I am just wondering how you could make life easier for yourself. I think you need to maybe to either get your shopping delivered and or get DP to help out more with shopping/picking things up or could he or someone else not give you lifts to some things sometimes (whilst you are learning to drive/finding a bike etc)? You don’t need to make life even harder than it already sounds.

ginghamstarfish · 09/06/2023 11:08

Get a bike? Don't have a dog? Easy to reduce the amount you have to walk, then walking could just be for the essential things, ie getting to work.

Catspyjamas17 · 09/06/2023 11:10

In this heat? People do go a bit crazy about heat and dogs. 20C is barely pleasantly warm for them unless they are a thick furred breed.

AnnaKareninnit · 09/06/2023 11:14

I walk everywhere because I like walking, and although I can drive, there's no point having a car where I live.

I do have a bike and use it a bit (though don't like cycling in traffic).
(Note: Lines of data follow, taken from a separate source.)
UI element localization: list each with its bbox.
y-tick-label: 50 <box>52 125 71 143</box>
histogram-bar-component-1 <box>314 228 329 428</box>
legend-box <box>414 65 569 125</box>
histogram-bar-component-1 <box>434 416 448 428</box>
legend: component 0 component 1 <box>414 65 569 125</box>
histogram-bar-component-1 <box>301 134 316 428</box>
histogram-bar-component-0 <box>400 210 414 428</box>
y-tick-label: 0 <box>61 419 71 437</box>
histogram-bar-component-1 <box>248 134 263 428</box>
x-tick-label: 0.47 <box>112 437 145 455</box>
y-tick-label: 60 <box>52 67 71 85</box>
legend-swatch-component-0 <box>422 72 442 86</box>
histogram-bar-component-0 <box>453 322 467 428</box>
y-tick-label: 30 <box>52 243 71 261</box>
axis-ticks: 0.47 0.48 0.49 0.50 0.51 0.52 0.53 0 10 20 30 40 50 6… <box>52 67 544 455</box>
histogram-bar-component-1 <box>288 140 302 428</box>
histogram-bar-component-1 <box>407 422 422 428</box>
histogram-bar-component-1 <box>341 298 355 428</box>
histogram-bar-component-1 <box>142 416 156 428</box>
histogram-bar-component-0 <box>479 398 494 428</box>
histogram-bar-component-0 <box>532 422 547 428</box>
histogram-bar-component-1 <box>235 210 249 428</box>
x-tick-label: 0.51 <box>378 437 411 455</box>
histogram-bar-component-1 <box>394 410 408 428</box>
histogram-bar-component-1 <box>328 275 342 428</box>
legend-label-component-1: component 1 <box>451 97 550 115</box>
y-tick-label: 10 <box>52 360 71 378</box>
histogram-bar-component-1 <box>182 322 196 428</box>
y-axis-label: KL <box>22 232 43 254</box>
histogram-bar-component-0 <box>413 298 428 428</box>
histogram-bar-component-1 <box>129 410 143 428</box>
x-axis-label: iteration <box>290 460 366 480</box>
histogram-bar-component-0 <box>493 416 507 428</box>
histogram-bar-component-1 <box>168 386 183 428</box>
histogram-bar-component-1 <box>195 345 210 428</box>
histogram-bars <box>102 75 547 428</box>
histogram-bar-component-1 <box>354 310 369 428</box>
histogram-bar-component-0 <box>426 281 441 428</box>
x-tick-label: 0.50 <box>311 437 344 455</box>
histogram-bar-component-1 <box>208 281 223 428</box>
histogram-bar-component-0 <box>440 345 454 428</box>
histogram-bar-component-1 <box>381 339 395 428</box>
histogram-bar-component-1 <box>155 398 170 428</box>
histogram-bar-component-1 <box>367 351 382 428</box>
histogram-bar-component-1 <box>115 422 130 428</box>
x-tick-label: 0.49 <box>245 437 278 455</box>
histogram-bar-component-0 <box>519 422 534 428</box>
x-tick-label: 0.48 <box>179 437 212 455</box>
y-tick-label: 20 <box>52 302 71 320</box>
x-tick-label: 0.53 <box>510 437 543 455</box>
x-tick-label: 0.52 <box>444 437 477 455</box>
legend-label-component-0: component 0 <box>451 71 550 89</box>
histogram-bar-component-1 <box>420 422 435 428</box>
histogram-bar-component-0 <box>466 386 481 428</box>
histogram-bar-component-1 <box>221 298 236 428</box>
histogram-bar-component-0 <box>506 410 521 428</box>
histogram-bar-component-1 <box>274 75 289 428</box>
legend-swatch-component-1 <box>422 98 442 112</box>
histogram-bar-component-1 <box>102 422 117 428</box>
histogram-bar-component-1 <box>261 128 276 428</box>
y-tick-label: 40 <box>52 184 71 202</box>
I have a good lock for it and it lives outside (no garage/shed/space indoors).

Have you thought of getting one of those old lady shopping trolleys, OP? I have one, and they are very useful for walking with heavy stuff.

Aposterhasnoname · 09/06/2023 11:16

squashedalmondcroissant · 09/06/2023 09:14

Thank you to all those who have been through similar and can relate, it does help 😊

Yes I can get deliveries but you have to pay extra, you can't always get what you want/need (substitutes etc) and if you only need a small amount it isn't worth it. Maybe for a big shop once a week but I use Aldi and Lidl a lot and they don't even offer delivery! Much easier to just pick up a can of tomatoes, some milk and a bag of potatoes on the way home but that stuff gets heavy really quickly 😂

Why isn’t your partner picking up heavy shopping in the car on his way home from work?

AuntieJune · 09/06/2023 11:16

Get an ebike, keep it in the garden under a cover. It will weather faster than one kept indoors, but that's life.

I get your frustration but the world is built for cars and that's the way it is in most places. Walking to shops that are built for cars is particularly spirit crushing, usually a bleak walk that's much longer than it needs to be.